I began by calculating the correlation matrix in my sample.
A few features strike the eye:
- The negative correlation between haplogroup R1 and haplogroups E3b, J2, and R1b
- The negative correlation between haplogroup I and haplogroups J2 and R1b
- The positive correlation between haplogroup J2 and haplogroup R1b
- The absence of a substantial correlation between "Neolithic" haplogroups J2 and E3b
The absence of a correlation between J2 and E3b is significant, because it hints that these haplogroups did not diffuse as a result of a single process. The eastern-most populations of our sample, but also the two Italian populations show a higher J2/E3b ratio compared to the "continental" populations.
The second analysis is a dendrogram using Euclidean distance of the normalized haplogroup frequencies. As is apparent, this way of representing the frequency data results in a separation of the two main clusters.
Finally, a principal components analysis is shown in the following plot. The first two components summarize about 77% of the variance.
We observe the two main "contrasts" in the data between "coastal" J2/R1b and "continental" I1b and between "Neolithic" E3b and "Slavic" R1a (*)
Several conclusions can be drawn.
- The spread of the Neolithic economy into continental Europe involved E3b bearers in a riverine expansion whose northern expression is associated with the Linearbandkeramik. This does not mean that E3b was the only haplogroup associated with these early European farmers, only that it definitely seems to correlate better with this movement compared to the other Neolithic haplogroup (J2).

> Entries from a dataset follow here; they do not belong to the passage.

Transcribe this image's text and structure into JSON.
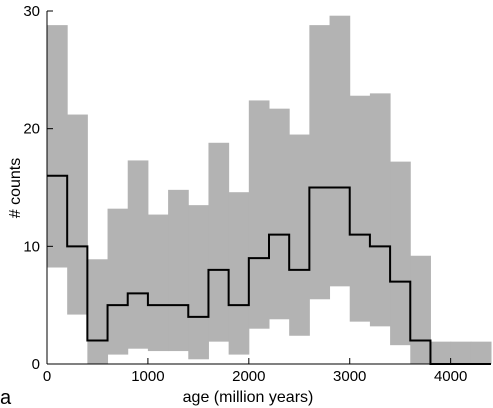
{
  "chart_data": {
    "type": "histogram",
    "xlabel": "age (million years)",
    "ylabel": "# counts",
    "panel_label": "a",
    "xlim": [
      0,
      4400
    ],
    "ylim": [
      0,
      30
    ],
    "xticks": [
      0,
      1000,
      2000,
      3000,
      4000
    ],
    "yticks": [
      0,
      10,
      20,
      30
    ],
    "bin_width": 200,
    "bins_start": [
      0,
      200,
      400,
      600,
      800,
      1000,
      1200,
      1400,
      1600,
      1800,
      2000,
      2200,
      2400,
      2600,
      2800,
      3000,
      3200,
      3400,
      3600,
      3800,
      4000,
      4200
    ],
    "counts": [
      16,
      10,
      2,
      5,
      6,
      5,
      5,
      4,
      8,
      5,
      9,
      11,
      8,
      15,
      15,
      11,
      10,
      7,
      2,
      0,
      0,
      0
    ],
    "band_upper": [
      28.8,
      21.2,
      8.9,
      13.2,
      17.3,
      12.7,
      14.8,
      13.5,
      18.8,
      14.6,
      22.4,
      21.7,
      19.5,
      28.8,
      29.6,
      22.8,
      23.0,
      17.2,
      9.2,
      1.9,
      1.9,
      1.9
    ],
    "band_lower": [
      8.2,
      4.2,
      0.0,
      0.8,
      1.3,
      1.1,
      1.1,
      0.4,
      1.9,
      0.8,
      3.0,
      3.8,
      2.4,
      5.5,
      6.6,
      3.6,
      3.2,
      1.6,
      0.0,
      0.0,
      0.0,
      0.0
    ],
    "colors": {
      "band": "#b3b3b3",
      "line": "#000000",
      "axes": "#000000"
    },
    "grid": false
  }
}
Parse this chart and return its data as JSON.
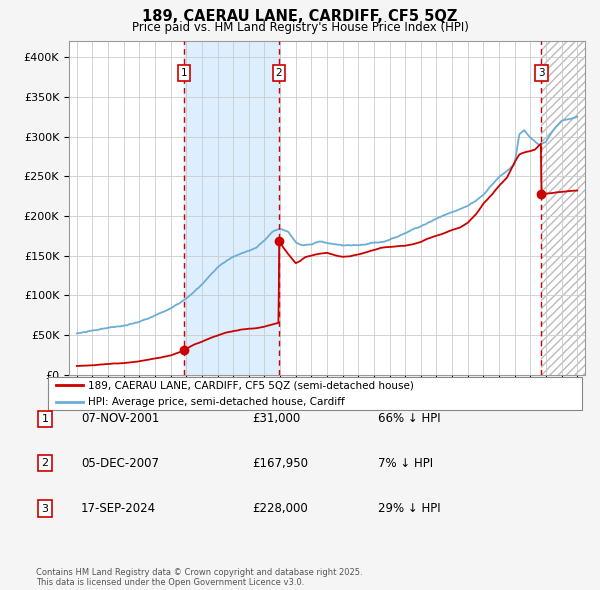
{
  "title": "189, CAERAU LANE, CARDIFF, CF5 5QZ",
  "subtitle": "Price paid vs. HM Land Registry's House Price Index (HPI)",
  "legend_line1": "189, CAERAU LANE, CARDIFF, CF5 5QZ (semi-detached house)",
  "legend_line2": "HPI: Average price, semi-detached house, Cardiff",
  "sale1_date": "07-NOV-2001",
  "sale1_price": 31000,
  "sale1_hpi": "66% ↓ HPI",
  "sale2_date": "05-DEC-2007",
  "sale2_price": 167950,
  "sale2_hpi": "7% ↓ HPI",
  "sale3_date": "17-SEP-2024",
  "sale3_price": 228000,
  "sale3_hpi": "29% ↓ HPI",
  "copyright": "Contains HM Land Registry data © Crown copyright and database right 2025.\nThis data is licensed under the Open Government Licence v3.0.",
  "hpi_color": "#6baed6",
  "price_color": "#cc0000",
  "bg_color": "#f5f5f5",
  "plot_bg": "#ffffff",
  "shade_color": "#ddeeff",
  "grid_color": "#cccccc",
  "ylim": [
    0,
    420000
  ],
  "xmin": 1994.5,
  "xmax": 2027.5,
  "sale1_x": 2001.85,
  "sale2_x": 2007.92,
  "sale3_x": 2024.71
}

- The early diffusion of E3b occurred over a haplogroup I Paleolithic background. It is likely that as groups moved northward the frequency of haplogroup E3b abated, and this is in fact shown in the frequency distribution. This movement is probably associated with the narrow-faced Danubian Mediterranean racial types.
- This native European population later received an influx of R1a speakers; the frequency of R1a is correlated with latitude. This led to a decrease of the native component in favor of the foreign R1a component (*)

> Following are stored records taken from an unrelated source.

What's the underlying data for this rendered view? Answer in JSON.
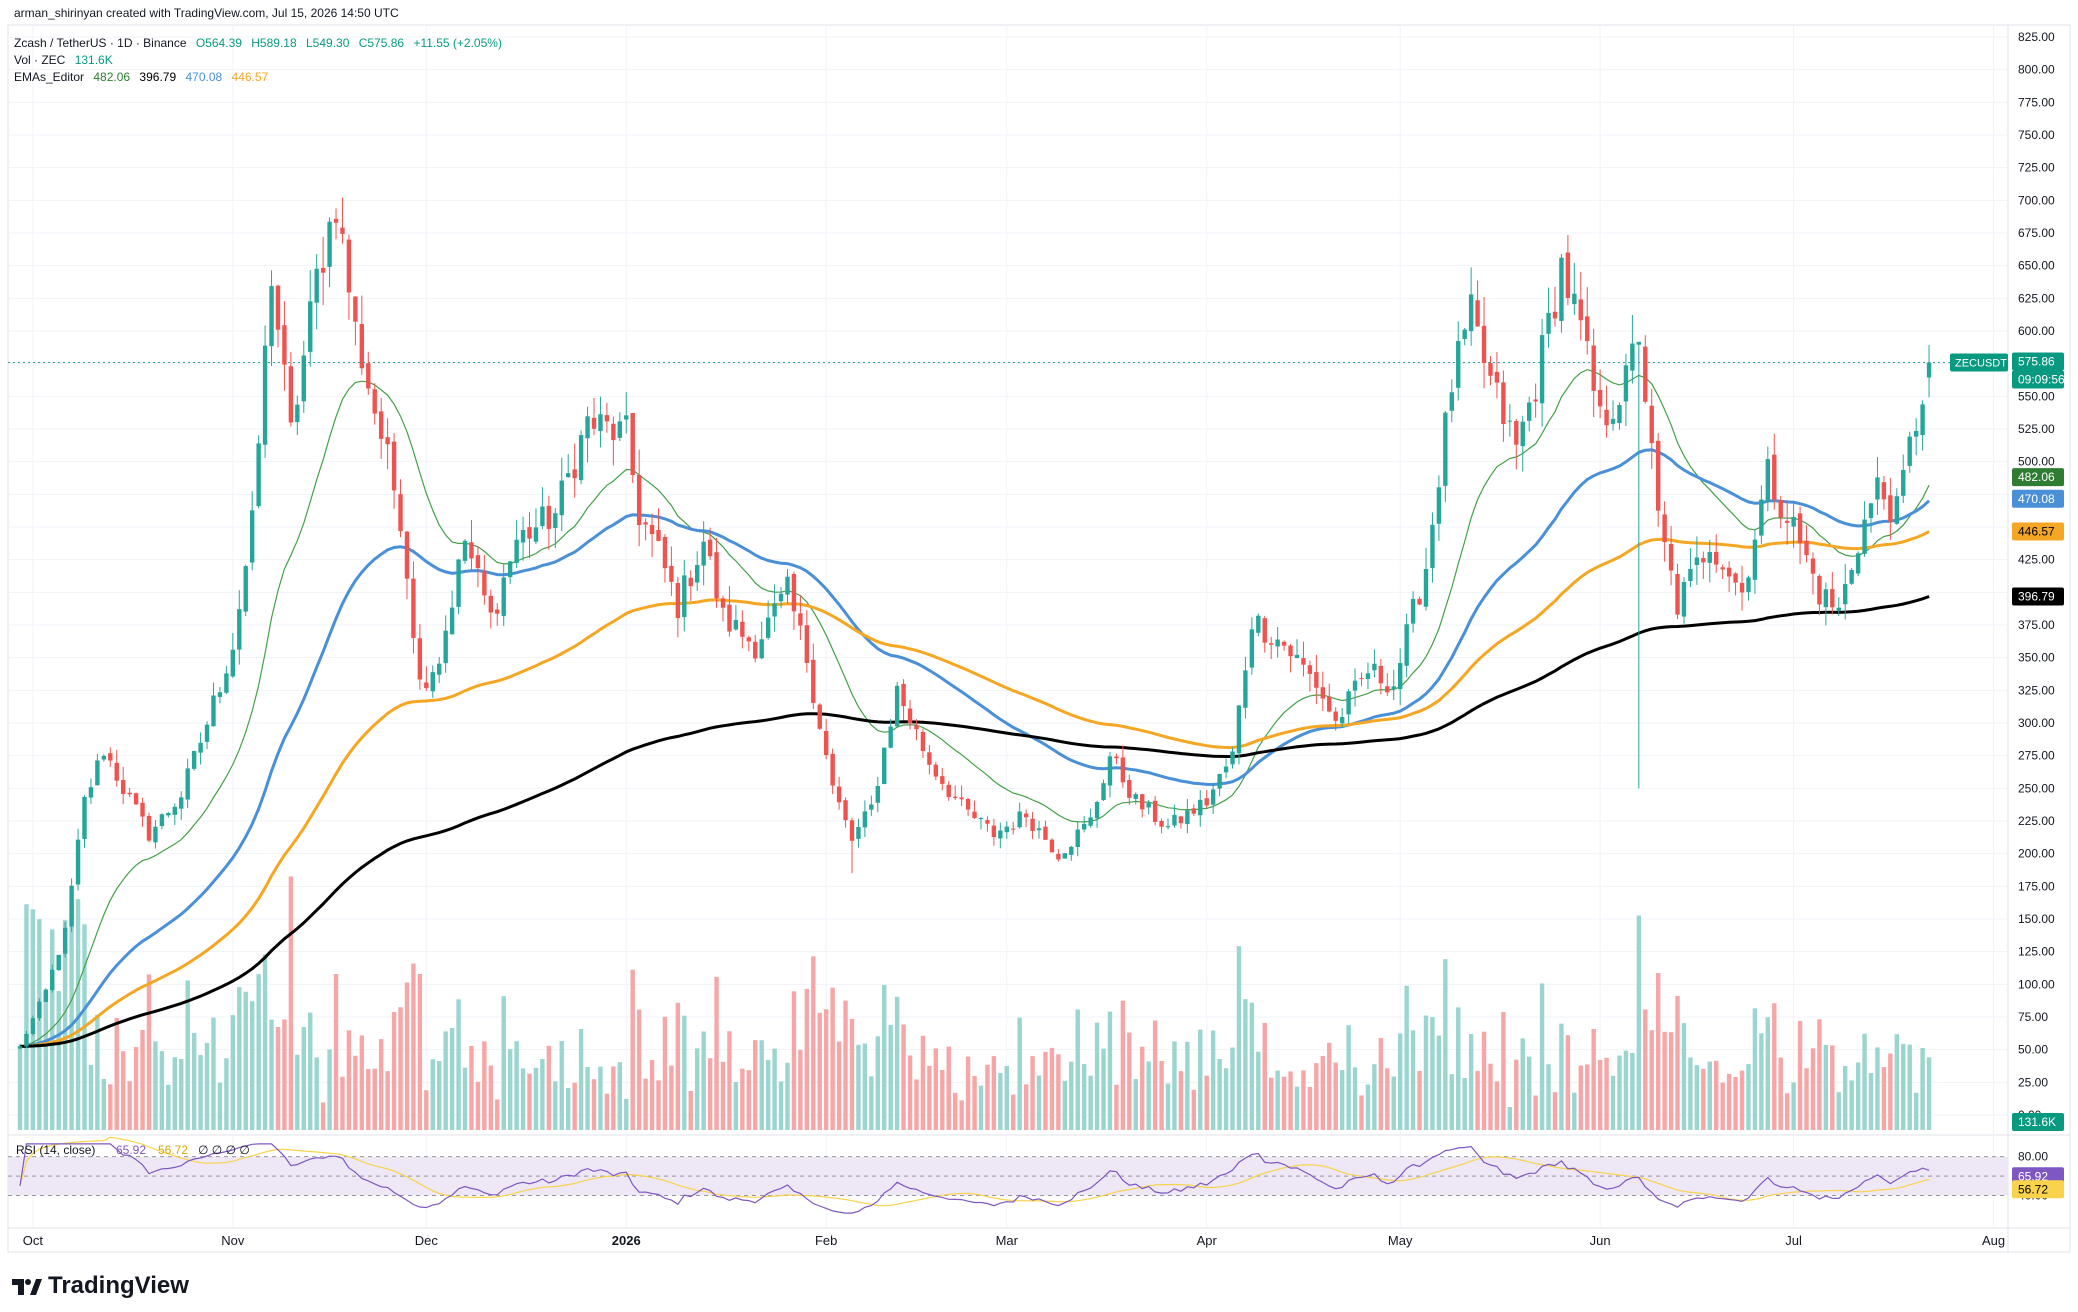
{
  "header": {
    "author_line": "arman_shirinyan created with TradingView.com, Jul 15, 2026 14:50 UTC",
    "symbol": "Zcash / TetherUS · 1D · Binance",
    "open": "O564.39",
    "high": "H589.18",
    "low": "L549.30",
    "close": "C575.86",
    "change": "+11.55 (+2.05%)",
    "vol_label": "Vol · ZEC",
    "vol_value": "131.6K",
    "ema_label": "EMAs_Editor",
    "ema_values": [
      "482.06",
      "396.79",
      "470.08",
      "446.57"
    ]
  },
  "brand": {
    "name": "TradingView"
  },
  "colors": {
    "up": "#26a69a",
    "down": "#ef5350",
    "vol_up": "#9ad5cf",
    "vol_down": "#f6a6a6",
    "ema20": "#43a047",
    "ema50": "#4a90d9",
    "ema100": "#f5a623",
    "ema200": "#000000",
    "rsi": "#7e57c2",
    "rsi_ma": "#f9d34c",
    "rsi_band": "#ede7f6"
  },
  "price_axis": {
    "ticks": [
      "825.00",
      "800.00",
      "775.00",
      "750.00",
      "725.00",
      "700.00",
      "675.00",
      "650.00",
      "625.00",
      "600.00",
      "575.00",
      "550.00",
      "525.00",
      "500.00",
      "475.00",
      "450.00",
      "425.00",
      "400.00",
      "375.00",
      "350.00",
      "325.00",
      "300.00",
      "275.00",
      "250.00",
      "225.00",
      "200.00",
      "175.00",
      "150.00",
      "125.00",
      "100.00",
      "75.00",
      "50.00",
      "25.00",
      "0.00"
    ],
    "labels": {
      "symbol": "ZECUSDT",
      "price": "575.86",
      "countdown": "09:09:56",
      "ema20": "482.06",
      "ema50": "470.08",
      "ema100": "446.57",
      "ema200": "396.79",
      "volume": "131.6K"
    }
  },
  "rsi_panel": {
    "label": "RSI (14, close)",
    "value": "65.92",
    "ma_value": "56.72",
    "extra": "∅ ∅ ∅ ∅",
    "ticks": [
      "80.00",
      "40.00"
    ]
  },
  "time_axis": [
    "Oct",
    "Nov",
    "Dec",
    "2026",
    "Feb",
    "Mar",
    "Apr",
    "May",
    "Jun",
    "Jul",
    "Aug"
  ],
  "chart_data": {
    "type": "candlestick",
    "title": "Zcash / TetherUS · 1D · Binance",
    "y_range": [
      0,
      825
    ],
    "x_range": [
      "2025-09-29",
      "2026-08-02"
    ],
    "anchors": [
      [
        "2025-09-29",
        52
      ],
      [
        "2025-10-03",
        95
      ],
      [
        "2025-10-06",
        140
      ],
      [
        "2025-10-09",
        240
      ],
      [
        "2025-10-12",
        280
      ],
      [
        "2025-10-15",
        250
      ],
      [
        "2025-10-19",
        215
      ],
      [
        "2025-10-24",
        245
      ],
      [
        "2025-10-28",
        300
      ],
      [
        "2025-11-01",
        360
      ],
      [
        "2025-11-04",
        450
      ],
      [
        "2025-11-07",
        645
      ],
      [
        "2025-11-10",
        520
      ],
      [
        "2025-11-14",
        640
      ],
      [
        "2025-11-17",
        700
      ],
      [
        "2025-11-20",
        600
      ],
      [
        "2025-11-24",
        520
      ],
      [
        "2025-11-27",
        460
      ],
      [
        "2025-11-30",
        330
      ],
      [
        "2025-12-03",
        350
      ],
      [
        "2025-12-07",
        440
      ],
      [
        "2025-12-11",
        380
      ],
      [
        "2025-12-15",
        440
      ],
      [
        "2025-12-21",
        460
      ],
      [
        "2025-12-26",
        530
      ],
      [
        "2026-01-01",
        520
      ],
      [
        "2026-01-03",
        460
      ],
      [
        "2026-01-06",
        430
      ],
      [
        "2026-01-09",
        390
      ],
      [
        "2026-01-13",
        440
      ],
      [
        "2026-01-16",
        380
      ],
      [
        "2026-01-21",
        360
      ],
      [
        "2026-01-26",
        400
      ],
      [
        "2026-01-29",
        350
      ],
      [
        "2026-02-02",
        250
      ],
      [
        "2026-02-05",
        210
      ],
      [
        "2026-02-08",
        235
      ],
      [
        "2026-02-12",
        325
      ],
      [
        "2026-02-17",
        270
      ],
      [
        "2026-02-22",
        235
      ],
      [
        "2026-02-27",
        215
      ],
      [
        "2026-03-04",
        230
      ],
      [
        "2026-03-09",
        200
      ],
      [
        "2026-03-14",
        225
      ],
      [
        "2026-03-17",
        275
      ],
      [
        "2026-03-21",
        240
      ],
      [
        "2026-03-26",
        220
      ],
      [
        "2026-04-01",
        240
      ],
      [
        "2026-04-05",
        275
      ],
      [
        "2026-04-08",
        380
      ],
      [
        "2026-04-13",
        360
      ],
      [
        "2026-04-18",
        330
      ],
      [
        "2026-04-21",
        300
      ],
      [
        "2026-04-26",
        340
      ],
      [
        "2026-04-30",
        330
      ],
      [
        "2026-05-05",
        420
      ],
      [
        "2026-05-09",
        560
      ],
      [
        "2026-05-12",
        610
      ],
      [
        "2026-05-15",
        560
      ],
      [
        "2026-05-19",
        510
      ],
      [
        "2026-05-22",
        560
      ],
      [
        "2026-05-26",
        650
      ],
      [
        "2026-05-29",
        600
      ],
      [
        "2026-06-01",
        530
      ],
      [
        "2026-06-05",
        560
      ],
      [
        "2026-06-07",
        600
      ],
      [
        "2026-06-10",
        455
      ],
      [
        "2026-06-13",
        390
      ],
      [
        "2026-06-18",
        440
      ],
      [
        "2026-06-23",
        400
      ],
      [
        "2026-06-27",
        490
      ],
      [
        "2026-07-01",
        450
      ],
      [
        "2026-07-05",
        400
      ],
      [
        "2026-07-08",
        385
      ],
      [
        "2026-07-11",
        440
      ],
      [
        "2026-07-14",
        480
      ],
      [
        "2026-07-17",
        460
      ],
      [
        "2026-07-19",
        510
      ],
      [
        "2026-07-22",
        575.86
      ]
    ],
    "big_candle_spikes": [
      [
        "2026-06-07",
        360,
        250
      ],
      [
        "2026-02-05",
        200,
        185
      ]
    ],
    "ema_series": [
      {
        "name": "EMA 20",
        "last": 482.06
      },
      {
        "name": "EMA 50",
        "last": 470.08
      },
      {
        "name": "EMA 100",
        "last": 446.57
      },
      {
        "name": "EMA 200",
        "last": 396.79
      }
    ],
    "volume_spikes": [
      [
        "2025-11-10",
        195
      ],
      [
        "2026-06-07",
        165
      ],
      [
        "2025-11-17",
        120
      ]
    ],
    "rsi": {
      "last": 65.92,
      "ma_last": 56.72,
      "range": [
        0,
        100
      ],
      "bands": [
        40,
        80
      ]
    }
  }
}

- The frequency of haplogroup J2 was established by three movements: (i) the initial arrival of J2 from Asia Minor; this did not significantly penetrate into the Western Balkans; (ii) the initial dispersal of J2 into Italy and further west, and around the Black Sea in pre-Greek times, which may be associated with the arrival of gracile Mediterranean racial types into the Ukraine; (iii) the latter dispersal of additional J2 as a result of Greek colonization.
The critical question would be: what fraction of J2 lineages in the Ukraine can be explained as the result of ancient and recent Greek settlement in the Crimea, and what fraction predates the Greeks?

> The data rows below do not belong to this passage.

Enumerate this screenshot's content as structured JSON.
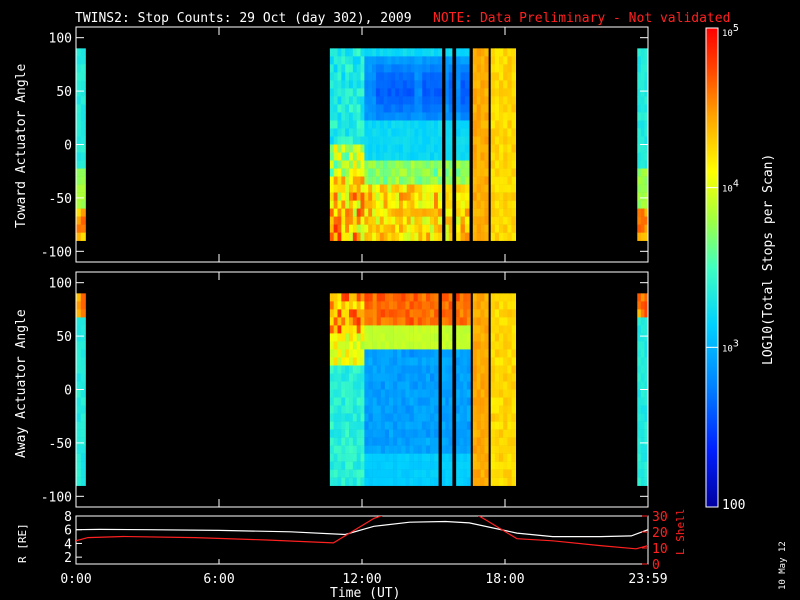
{
  "header": {
    "title": "TWINS2: Stop Counts: 29 Oct (day 302), 2009",
    "note": "NOTE: Data Preliminary - Not validated"
  },
  "footer": {
    "xlabel": "Time (UT)",
    "date_stamp": "10 May 12"
  },
  "colorbar": {
    "label": "LOG10(Total Stops per Scan)",
    "ticks": [
      "10^5",
      "10^4",
      "10^3",
      "100"
    ],
    "range_log": [
      2,
      5
    ]
  },
  "chart_data": [
    {
      "type": "heatmap",
      "name": "toward",
      "ylabel": "Toward Actuator Angle",
      "ylim": [
        -110,
        110
      ],
      "yticks": [
        -100,
        -50,
        0,
        50,
        100
      ],
      "xlim_hours": [
        0,
        24
      ],
      "xticks": [
        "0:00",
        "6:00",
        "12:00",
        "18:00",
        "23:59"
      ],
      "data_blocks": [
        {
          "x": [
            0.0,
            0.4
          ],
          "profile": "edge"
        },
        {
          "x": [
            10.65,
            12.1
          ],
          "profile": "toward_noisy"
        },
        {
          "x": [
            12.1,
            14.2
          ],
          "profile": "toward_main"
        },
        {
          "x": [
            14.2,
            15.35
          ],
          "profile": "toward_main"
        },
        {
          "x": [
            15.5,
            15.78
          ],
          "profile": "toward_main"
        },
        {
          "x": [
            15.95,
            16.5
          ],
          "profile": "toward_main"
        },
        {
          "x": [
            16.65,
            17.3
          ],
          "profile": "uniform_mid"
        },
        {
          "x": [
            17.4,
            18.45
          ],
          "profile": "uniform_high"
        },
        {
          "x": [
            23.55,
            24.0
          ],
          "profile": "edge"
        }
      ]
    },
    {
      "type": "heatmap",
      "name": "away",
      "ylabel": "Away Actuator Angle",
      "ylim": [
        -110,
        110
      ],
      "yticks": [
        -100,
        -50,
        0,
        50,
        100
      ],
      "xlim_hours": [
        0,
        24
      ],
      "xticks": [
        "0:00",
        "6:00",
        "12:00",
        "18:00",
        "23:59"
      ],
      "data_blocks": [
        {
          "x": [
            0.0,
            0.4
          ],
          "profile": "edge_away"
        },
        {
          "x": [
            10.65,
            12.1
          ],
          "profile": "away_noisy"
        },
        {
          "x": [
            12.1,
            15.2
          ],
          "profile": "away_main"
        },
        {
          "x": [
            15.35,
            15.78
          ],
          "profile": "away_main"
        },
        {
          "x": [
            15.95,
            16.55
          ],
          "profile": "away_main"
        },
        {
          "x": [
            16.65,
            17.3
          ],
          "profile": "uniform_mid"
        },
        {
          "x": [
            17.4,
            18.45
          ],
          "profile": "uniform_high"
        },
        {
          "x": [
            23.55,
            24.0
          ],
          "profile": "edge_away"
        }
      ]
    },
    {
      "type": "line",
      "name": "orbit",
      "ylabel_left": "R [RE]",
      "ylabel_right": "L Shell",
      "ylim_left": [
        1,
        8
      ],
      "yticks_left": [
        2,
        4,
        6,
        8
      ],
      "ylim_right": [
        0,
        30
      ],
      "yticks_right": [
        0,
        10,
        20,
        30
      ],
      "series": [
        {
          "name": "R",
          "color": "#ffffff",
          "x": [
            0,
            1,
            3,
            6,
            9,
            11.3,
            12.5,
            14,
            15.5,
            16.5,
            18.5,
            20,
            22,
            23.3,
            24
          ],
          "y": [
            6.0,
            6.05,
            6.0,
            5.9,
            5.7,
            5.3,
            6.5,
            7.1,
            7.2,
            7.0,
            5.5,
            5.0,
            5.0,
            5.1,
            6.0
          ]
        },
        {
          "name": "L Shell",
          "color": "#ff2020",
          "x": [
            0,
            0.5,
            2,
            5,
            8,
            10.8,
            12.5,
            13.0,
            16.8,
            17.2,
            18.5,
            20,
            22,
            23.5,
            24
          ],
          "y": [
            14.5,
            16.5,
            17.2,
            16.5,
            15.0,
            13.2,
            28.5,
            31,
            31,
            27.5,
            15.8,
            14.5,
            11.5,
            9.5,
            11.5
          ]
        }
      ]
    }
  ],
  "colors": {
    "note": "#ff2020",
    "axes": "#ffffff",
    "background": "#000000"
  }
}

(*) We should note that these are rough correspondences. If the theory of riverine diffusion of haplogroup E3b into Central and Northern Europe is correct, then it is likely that E3b existed in a small frequency in Proto-Slavs; conversely, R1a diffused after the LGM before its most recent diffusion associated perhaps with Slavic languages.
Update: A reader alerts me to a different study which listed the Hungarian R1a frequency as substantially lower than the one used here (Semino et al. 2000). Unfortunately, that study did not list frequencies of all haplogroups needed for comparison, so it could not be used directly. If the frequency of R1a=20.4% is used, then a slightly different clustering is obtained.